Setelah Elvan ngacir ke ruang Waka dengan kecepatan bagaikan angin tornado, kelaspun langsung ramai dengan suara meja dan galon yang ditabuh para cewek. Sedangkan cowok-cowok kompak dangdutan di pojok kelas.
Iya mereka memang gitu.
“Begini nih, kalau Ketua Kelas dan Wakilnya sama-sama sibuk,” gumam Amira menghela napas panjang.
“Mir,” panggil seseorang yang langsung mengambil tempat di sebelah Amira karena Gina sedang ijin ke kamar mandi. Tetapi, Amira mah udah hafal kalau si Gina bukannya belok ke kamar mandi tetapi malah hijrah ke kantin.
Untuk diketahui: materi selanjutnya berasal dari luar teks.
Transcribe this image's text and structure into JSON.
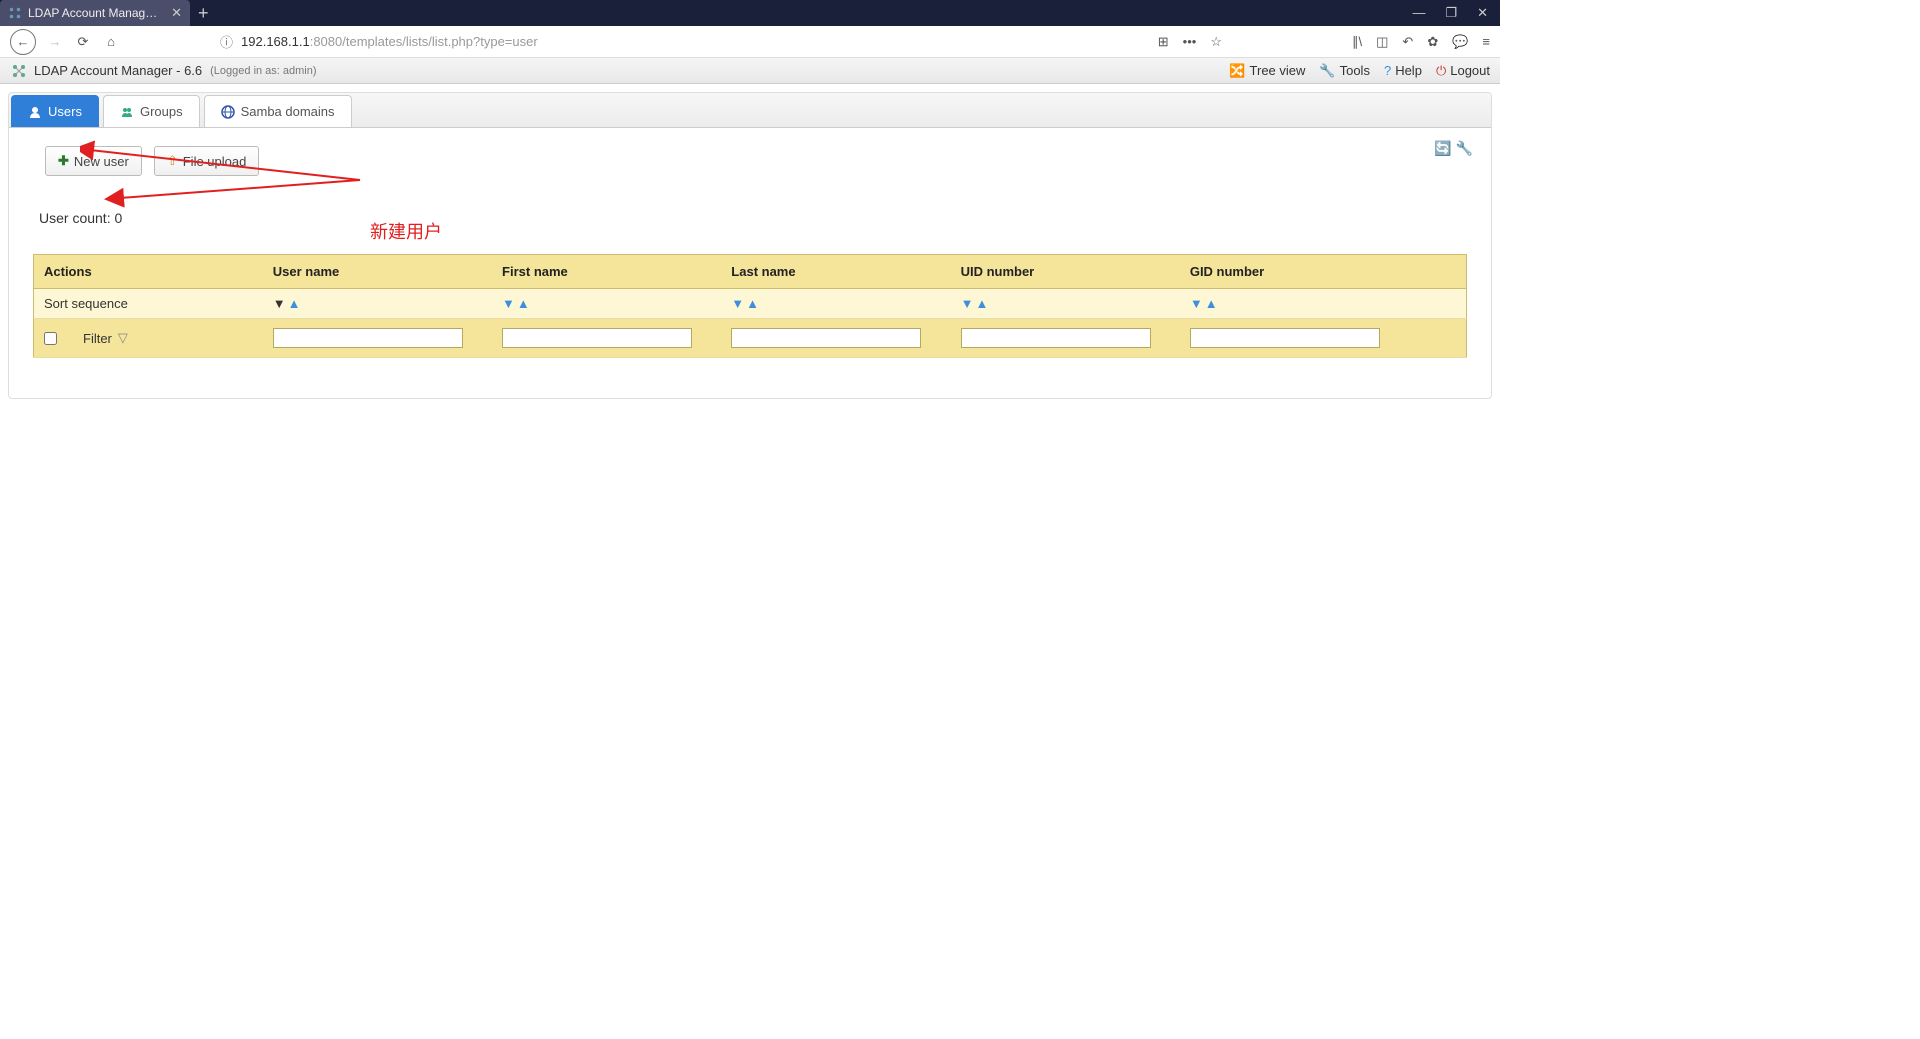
{
  "browser": {
    "tab_title": "LDAP Account Manager (ope",
    "url_prefix": "192.168.1.1",
    "url_rest": ":8080/templates/lists/list.php?type=user"
  },
  "app_header": {
    "title": "LDAP Account Manager - 6.6",
    "login_info": "(Logged in as: admin)",
    "links": {
      "tree_view": "Tree view",
      "tools": "Tools",
      "help": "Help",
      "logout": "Logout"
    }
  },
  "tabs": {
    "users": "Users",
    "groups": "Groups",
    "samba": "Samba domains"
  },
  "buttons": {
    "new_user": "New user",
    "file_upload": "File upload"
  },
  "count_text": "User count: 0",
  "table": {
    "headers": {
      "actions": "Actions",
      "username": "User name",
      "firstname": "First name",
      "lastname": "Last name",
      "uid": "UID number",
      "gid": "GID number"
    },
    "sort_label": "Sort sequence",
    "filter_label": "Filter"
  },
  "annotation": {
    "text": "新建用户"
  }
}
“Apaan? Mau ngajak damai? Sori, gue masih anti sama spesies kayak lo.” Gilang menoyor kepala Amira membuat cewek itu meringis kesakitan.
“Suujon. Siapa juga yang mau ngajak damai. Orang gue pengen ngajak lo perang.” Mata Amira melotot.
“Kudanil, Allah itu tidak suka dengan orang yang hobi perang. Itu nggak baik loh,” jawab Amira.
“Hilih, tapi kalau gue maju lo juga ngelawan tuh. Sama aja, lo juga demen perang artinya,” bantah Gilang merasa menang.
“Mau lo apa sih?”
“Nih, yok mabar. Siapa yang kalah, mulai Senin bakal nurutin kemauan yang menang selama seminggu,” tantang Gilang yang sudah mengeluarkan ponsel androidnya dan bersiap untuk bermain.
“Ogah! Kelamaan kalau seminggu,” tolak Amira.
“Yaudah lima hari.” Amira pun setuju walaupun dengan hati yang berat. “Gue yakin bakal menang.”
“Jangan sombong dulu. Gue juga jago main ginian,” ucap Amira tak mau kalah.
Dan keduanya pun disibukkan dengan game online itu, sampai tak ingat kalau sebentar lagi jam pelajaran sejarah. Dan pembimbingnya adalah guru tersayangnya Niko, Bu Jelita. The legend of Senior High School Hijau.